Natural gas is the main source of heating fuel for all U.S. regions except the South. Natural gas is considered a clean, environmentally benign fuel that contains fewer impurities and results in less pollution.
About 90 percent of all natural gas is delivered as useful energy, making it a highly efficient fuel, as compared to electricity, which utilizes only about 30 percent.
Unit cost: $10.21 per CuFt
Annual winter expenditure: $578.00
Popularity: About 49 percent of the U.S. population uses natural gas to heat their homes.
Electricity is most popular in the Southern region of the United States. It is available in many forms, from whole house heating units to baseboard and space heaters. Because of its generation and transmission loss, though, it can be one of the more expensive ways to heat your home.
When using electric heat, a heat pump can give you more efficient use of the electricity and cut usage by as much as 50 percent — though this may not be as significant in Southern and Western states.
Unit cost: $.12 per KWH
Annual winter expenditure: $930.00
Popularity: About 39 percent of the U.S. population uses electricity to heat their home.
Heating oil is used more in the Northeast region of the United States and is debatably one of the more expensive heating options. This could be due to that fact that these systems have a long life span — as much as 30 years or more if properly maintained — and many existing systems are not as efficient the newer units.
Oil is a clean, renewable resource that with current technology, burns cleanly, producing almost zero emissions. Oil is also considered a safe fuel source with an ignition point of 140 degrees, making the danger of explosion unlikely.
Unit cost: $2.80 per gallon
Annual winter expenditure: $1,392.00
Popularity: About five percent of the U.S. population uses oil to heat their home.
Propane is most popular in the Midwest region of the United States.
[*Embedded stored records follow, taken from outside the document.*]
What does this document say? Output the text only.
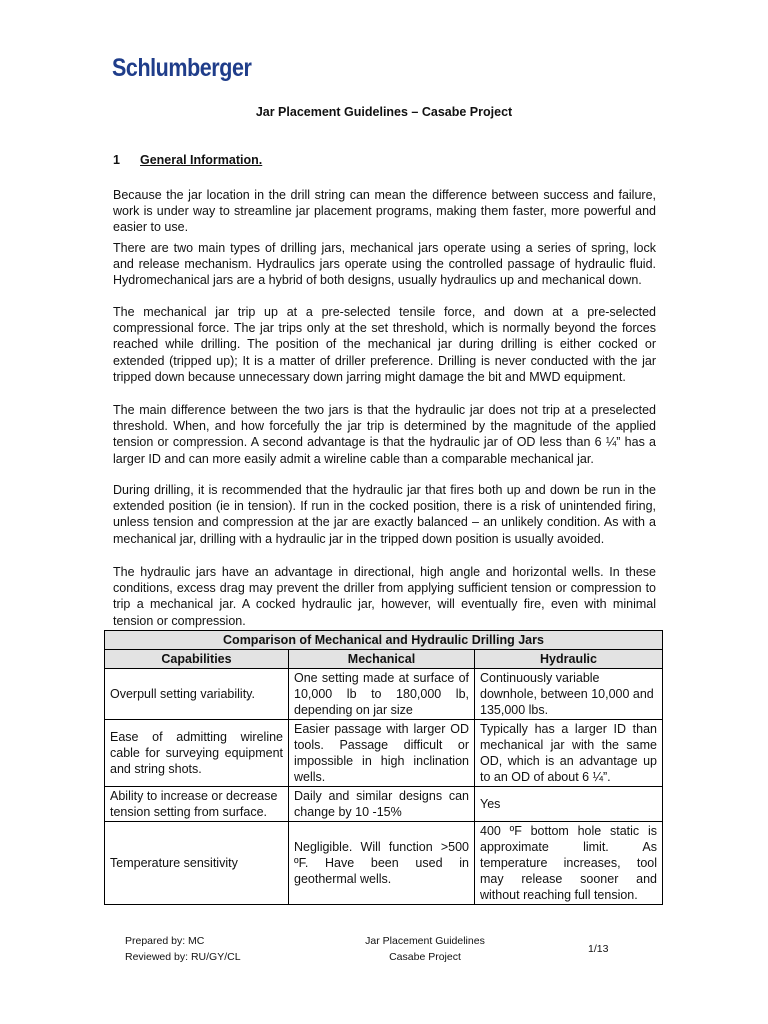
Schlumberger
Jar Placement Guidelines – Casabe Project
1 General Information.

Because the jar location in the drill string can mean the difference between success and failure, work is under way to streamline jar placement programs, making them faster, more powerful and easier to use.

There are two main types of drilling jars, mechanical jars operate using a series of spring, lock and release mechanism. Hydraulics jars operate using the controlled passage of hydraulic fluid. Hydromechanical jars are a hybrid of both designs, usually hydraulics up and mechanical down.

The mechanical jar trip up at a pre-selected tensile force, and down at a pre-selected compressional force. The jar trips only at the set threshold, which is normally beyond the forces reached while drilling. The position of the mechanical jar during drilling is either cocked or extended (tripped up); It is a matter of driller preference. Drilling is never conducted with the jar tripped down because unnecessary down jarring might damage the bit and MWD equipment.

The main difference between the two jars is that the hydraulic jar does not trip at a preselected threshold. When, and how forcefully the jar trip is determined by the magnitude of the applied tension or compression. A second advantage is that the hydraulic jar of OD less than 6 ¼” has a larger ID and can more easily admit a wireline cable than a comparable mechanical jar.

During drilling, it is recommended that the hydraulic jar that fires both up and down be run in the extended position (ie in tension). If run in the cocked position, there is a risk of unintended firing, unless tension and compression at the jar are exactly balanced – an unlikely condition. As with a mechanical jar, drilling with a hydraulic jar in the tripped down position is usually avoided.

The hydraulic jars have an advantage in directional, high angle and horizontal wells. In these conditions, excess drag may prevent the driller from applying sufficient tension or compression to trip a mechanical jar. A cocked hydraulic jar, however, will eventually fire, even with minimal tension or compression.

Comparison of Mechanical and Hydraulic Drilling Jars		
Capabilities	Mechanical	Hydraulic
Overpull setting variability.	One setting made at surface of 10,000 lb to 180,000 lb, depending on jar size	Continuously variable downhole, between 10,000 and 135,000 lbs.
Ease of admitting wireline cable for surveying equipment and string shots.	Easier passage with larger OD tools. Passage difficult or impossible in high inclination wells.	Typically has a larger ID than mechanical jar with the same OD, which is an advantage up to an OD of about 6 ¼”.
Ability to increase or decrease tension setting from surface.	Daily and similar designs can change by 10 -15%	Yes
Temperature sensitivity	Negligible. Will function >500 ºF. Have been used in geothermal wells.	400 ºF bottom hole static is approximate limit. As temperature increases, tool may release sooner and without reaching full tension.
Prepared by: MC
Reviewed by: RU/GY/CL
Jar Placement Guidelines
Casabe Project
1/13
It’s a safe, nontoxic fuel that will not contaminate soil or groundwater and is delivered from either a surface or underground tank that sits on your property. You can purchase your own tank or rent one from the fuel company.
Propane will vary in cost, depending on demand and availability but can be put on a pre-paid autofill schedule to help alleviate winter price increases.
Unit cost: $1.83 per gallon
Annual winter expenditure: $1,437.00
Popularity: About four percent of the U.S. population uses propane to heat their home.
With the growing popularity of homesteading and the desire to find more sustainable energy solutions, wood has seen a 33 percent usage increase since 2005.
While wood appears to be one of the least expensive options, there may be other considerations. Many insurance companies increase prices for homes that have wood stoves or fireplaces.
One option to help stave off these higher premiums could be an outdoor wood-fired boiler. Outdoor wood-fired boilers work with your existing duct system, but because they are outside, they aren’t considered a fire hazard like an indoor stove.
Unit cost: $230 per cord to purchase — free if you live in an area where you can cut your own wood.
Annual winter expenditure: Varies, depending on the system and whether you purchase or cut your wood.
Popularity: Approximately two percent of the U.S population uses wood as their primary heat source, and eight percent use it as a secondary source to heat their home.
There are many factors that go into choosing the best heating option for you. Your location, your existing system, and the availability of each fuel type are all determining factors when making your decision. A heat and air professional can help determine your options and make sure you have all the information you need to make the best choice for your specific needs.
What heating options have you found to be best for your home or rental?